Today, new types of concrete are available that mark a considerable advance on normal concrete in terms

of their strength and ductile behavior. It has been possible, for example, to increase the compressive strength.

In addition to purely technological developments, there has also been a great increase in the use of cementicious

elements in composite forms of construction. Of special interest in this respect is the creation of fiberreinforced

and textile-reinforced concrete.

Fibre-reinforced concrete, for example, has helped to improve the ductile properties of the material. Indeed, in

certain situations, such as load-bearing walls in housing construction, fibres can replace conventional steel rod reinforcement.

Glass-fibre-reinforced concrete is mostly used for slender constructional elements, e.g. roof coverings,

shell structures, and facade slabs.

Textile-reinforced concrete is a logical development of glass-fibre-reinforced concrete, since it allows the

direction of the load-bearing reinforcement to be controlled, in contrast to the random arrangement of reinforcing

fibres. With textile-reinforced concrete, it is possible to create extremely thin and lightweight elements,

which have a great potential in architectural design. The development of self-compacting concrete marks a

quantum leap in processing techniques. The properties of this type of concrete afford virtually unlimited scope

for design in terms of unit geometry and surface treatment. The materials used in high-performance concrete

usually mean that it is considerably more expensive than normal concrete. Depending on the application, an increase

in costs ranging from 50 to as much as 200 per cent or more may be expected. These figures are related

to a cubic meter of concrete, however, so that the additional costs may be offset in part by reductions in the

cross-sectional dimensions of elements and the resulting increase in rentable space.

The fibres used may be of plastic, glass or steel. Plastic fibres are mostly used to reduce cracking as a result

of early shrinkage in concrete, but they also serve to increase fire resistance; for example, in high-strength concrete.

Polypropylene fibres, which are most commonly used for this purpose, vaporize at high temperatures, but

the precise mechanism involved has not been finally established. Glass fibres are used to reduce cracking in setting

concrete, but they also have a structural function in smaller building elements. In addition, they provide an

alternative to asbestos, which was widely used as a means of reinforcing cement-bonded elements in the past.

In view of its ductile properties, its high strength and durability, glass-fibre concrete has a wide range of applications,

including semi-finished products and other elements. The use of steel-fibre-reinforced concrete is also

possible in the field of engineering construction; for example, in precast reinforced concrete floor elements or

for load-bearing walls without additional steel reinforcement. It is also used in industrial floor finishes or for

securing excavations in tunnel construction.

Textile-reinforced concrete is a logical development of fibre-reinforced concrete. Textile-like structures allow

the alignment of the load-bearing reinforcement to be controlled and facilitate an economical exploitation

of the material.

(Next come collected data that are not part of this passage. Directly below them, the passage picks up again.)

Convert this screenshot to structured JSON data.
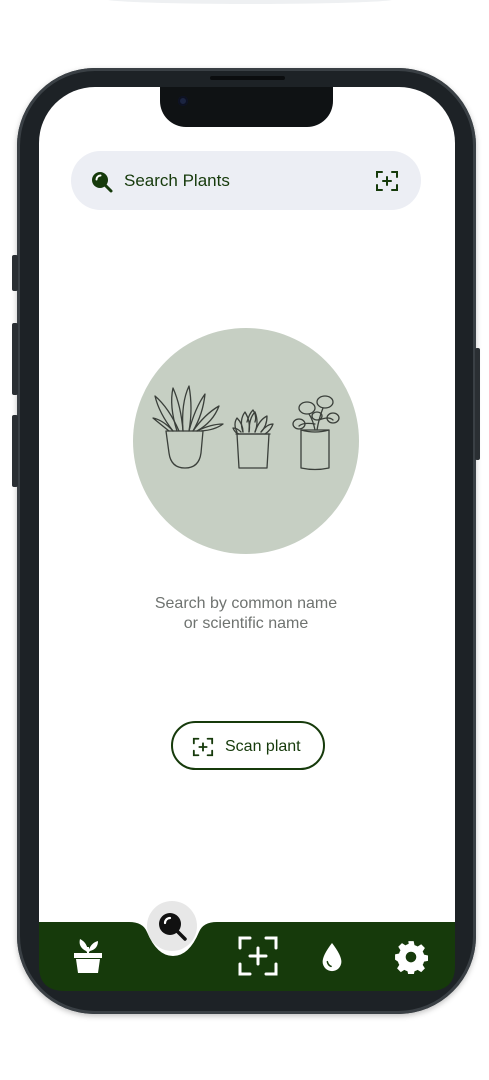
{
  "search": {
    "label": "Search Plants",
    "icon": "search-icon",
    "scan_icon": "scan-icon"
  },
  "empty_state": {
    "illustration": "potted-plants-illustration",
    "line1": "Search by common name",
    "line2": "or scientific name"
  },
  "scan_button": {
    "label": "Scan plant",
    "icon": "scan-icon"
  },
  "nav": {
    "items": [
      {
        "name": "my-plants",
        "icon": "plant-pot-icon"
      },
      {
        "name": "search",
        "icon": "search-icon",
        "active": true
      },
      {
        "name": "scan",
        "icon": "scan-icon"
      },
      {
        "name": "watering",
        "icon": "water-drop-icon"
      },
      {
        "name": "settings",
        "icon": "gear-icon"
      }
    ]
  },
  "colors": {
    "brand_dark_green": "#163a0b",
    "search_bar_bg": "#eceef4",
    "illustration_bg": "#c6cfc3",
    "active_tab_bg": "#e7e7e7"
  }
}
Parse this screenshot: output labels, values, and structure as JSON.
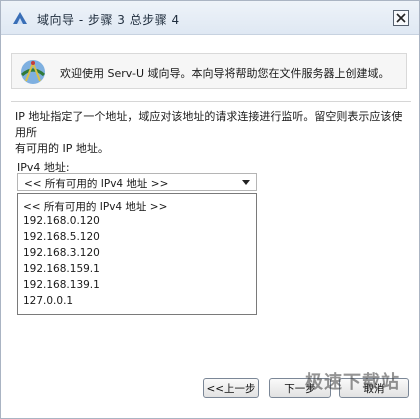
{
  "window": {
    "title": "域向导 - 步骤 3 总步骤 4",
    "icon": "serv-u-wizard-icon",
    "close_icon": "close-icon"
  },
  "intro": {
    "icon": "serv-u-globe-icon",
    "text": "欢迎使用 Serv-U 域向导。本向导将帮助您在文件服务器上创建域。"
  },
  "description": {
    "line1": "IP 地址指定了一个地址，域应对该地址的请求连接进行监听。留空则表示应该使用所",
    "line2": "有可用的 IP 地址。"
  },
  "ipv4": {
    "label": "IPv4 地址:",
    "selected": "<< 所有可用的 IPv4 地址 >>",
    "options": [
      "<< 所有可用的 IPv4 地址 >>",
      "192.168.0.120",
      "192.168.5.120",
      "192.168.3.120",
      "192.168.159.1",
      "192.168.139.1",
      "127.0.0.1"
    ]
  },
  "buttons": {
    "back": "<<上一步",
    "next": "下一步",
    "cancel": "取消"
  },
  "watermark": "极速下载站",
  "colors": {
    "titlebar": "#dfe8f3",
    "border": "#aab4c3"
  }
}
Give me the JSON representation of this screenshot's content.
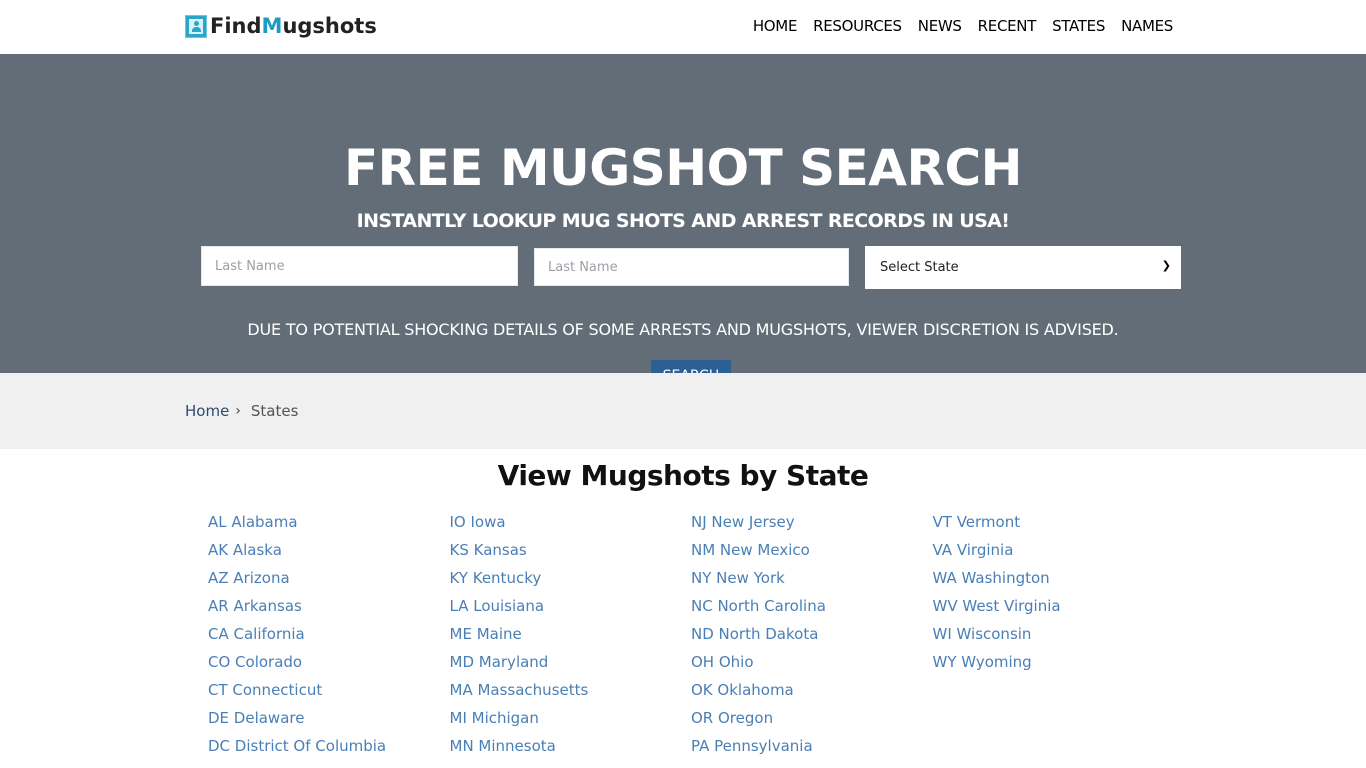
{
  "header": {
    "logo": {
      "part1": "Find",
      "part2": "M",
      "part3": "ugshots",
      "icon": "id-card-icon"
    },
    "nav": [
      "HOME",
      "RESOURCES",
      "NEWS",
      "RECENT",
      "STATES",
      "NAMES"
    ]
  },
  "hero": {
    "title": "FREE MUGSHOT SEARCH",
    "subtitle": "INSTANTLY LOOKUP MUG SHOTS AND ARREST RECORDS IN USA!",
    "first_input_placeholder": "Last Name",
    "second_input_placeholder": "Last Name",
    "state_select_value": "Select State",
    "warning": "DUE TO POTENTIAL SHOCKING DETAILS OF SOME ARRESTS AND MUGSHOTS, VIEWER DISCRETION IS ADVISED.",
    "search_button": "SEARCH"
  },
  "breadcrumb": {
    "home": "Home",
    "separator": "›",
    "current": "States"
  },
  "main": {
    "title": "View Mugshots by State",
    "columns": [
      [
        "AL Alabama",
        "AK Alaska",
        "AZ Arizona",
        "AR Arkansas",
        "CA California",
        "CO Colorado",
        "CT Connecticut",
        "DE Delaware",
        "DC District Of Columbia"
      ],
      [
        "IO Iowa",
        "KS Kansas",
        "KY Kentucky",
        "LA Louisiana",
        "ME Maine",
        "MD Maryland",
        "MA Massachusetts",
        "MI Michigan",
        "MN Minnesota"
      ],
      [
        "NJ New Jersey",
        "NM New Mexico",
        "NY New York",
        "NC North Carolina",
        "ND North Dakota",
        "OH Ohio",
        "OK Oklahoma",
        "OR Oregon",
        "PA Pennsylvania"
      ],
      [
        "VT Vermont",
        "VA Virginia",
        "WA Washington",
        "WV West Virginia",
        "WI Wisconsin",
        "WY Wyoming"
      ]
    ]
  },
  "colors": {
    "hero_bg": "#636d78",
    "button": "#2c5f93",
    "link": "#4a7fb5",
    "logo_accent": "#1e9bc4"
  }
}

In conventional reinforced concrete construction, the concrete has the additional function of

protecting the reinforcement against corrosion. The use of technical textiles made of glass or carbon means that

the concrete cover can be reduced, thereby allowing the construction of thin-walled and three-dimensionally

shaped elements. The use of textile reinforced concrete is conceivable in many areas, even for complex loadbearing

shell structures. Used in precast elements as a kind of "integrated formwork" in combination with insitu

concrete, it offers a number of advantages.

Various applications of textile-reinforced concrete are possible today, including the construction of facade

slabs with simple geometric forms, and the creation of shuttering components integrated in compound wall and

floor systems.

Production processes need to be developed that will allow the economical manufacture of various building

components with these materials. One possible application for textile-reinforced concrete lies in the creation of

finely dimensioned forms that would allow the actual load-bearing behavior to be visualized. As far as the surface

design is concerned, similar scope exists with this type of concrete as with self-compacting concrete.

Textile-reinforced concrete has a high load-bearing capacity, even with comparatively small cross-sectional

dimensions. It is, therefore, a sustainable form of construction, since the use of raw materials is relatively low,

thus helping to conserve resources. The high performance of textile-reinforced concrete is shown by the construction

of carving skis, which have been tested and function well.

The greatest step forward in concrete technology in recent years is certainly the development of selfcompacting

types of concrete. Self-compacting concrete differs from vibrated concrete in that it contains a

greater proportion of fine-grain cement and aggregate. The concrete acquires its self-compacting properties in

conjunction with high-performance agents.

Roughly, 30 per cent of the volume of normal concrete consists of the cement-paste matrix. The maximum

size of the aggregate may be 8, 16 or 32 mm. The largest ingredient is the aggregate, which makes up more than

70 per cent of the volume. Depending on the water/ cement ratio, the volume of water will probably be slightly

less than 20 per cent. Self-compacting concrete differs from standard forms of concrete in that it generally contains

aggregate with a maximum size of 16 mm.

In high-performance concrete (i.e. high-strength and high-density concrete) there is a considerably greater

proportion of cement. The fine-grain material is generally formed by cement and micro silica. In most cases, the

coarse-grain aggregate will also have a maximum size of 16 mm (as in self-compacting concrete), but the water

content will be somewhat lower. In view of the much greater proportion of the bonding agent, the water/ cement

ratio will also be somewhat lower.

Self-compacting concretes usually have a slump value of between 600 and 800 mm, which provides some

indication of the yield point of this type of concrete. The run-out time from the conical discharge funnel - which

as a rule lies between 10 and 20 seconds - is an indirect measure of the viscosity of the concrete. The combination

of these two values determines the consistency of the self-compacting concrete.

Tests also have to be carried out to determine whether self-compacting concrete can flow between the reinforcement.

So-called "block ring tests" have been developed for this purpose. The spacing of the bars should be

coordinated with the maximum size of the aggregate.

The choice of the appropriate mix proportions and the production of self-compacting concrete presuppose

specialist knowledge in this field. Although it is not necessary to use vibrators with self-compacting concrete, it

is possible to achieve sharply delineated forms and surface textures.

The Science Centre provides a further example of the architectural design scope offered by

self-compacting concrete today. This material is particularly relevant in the field of prefabrication, where there

is also a social dimension to this form of construction.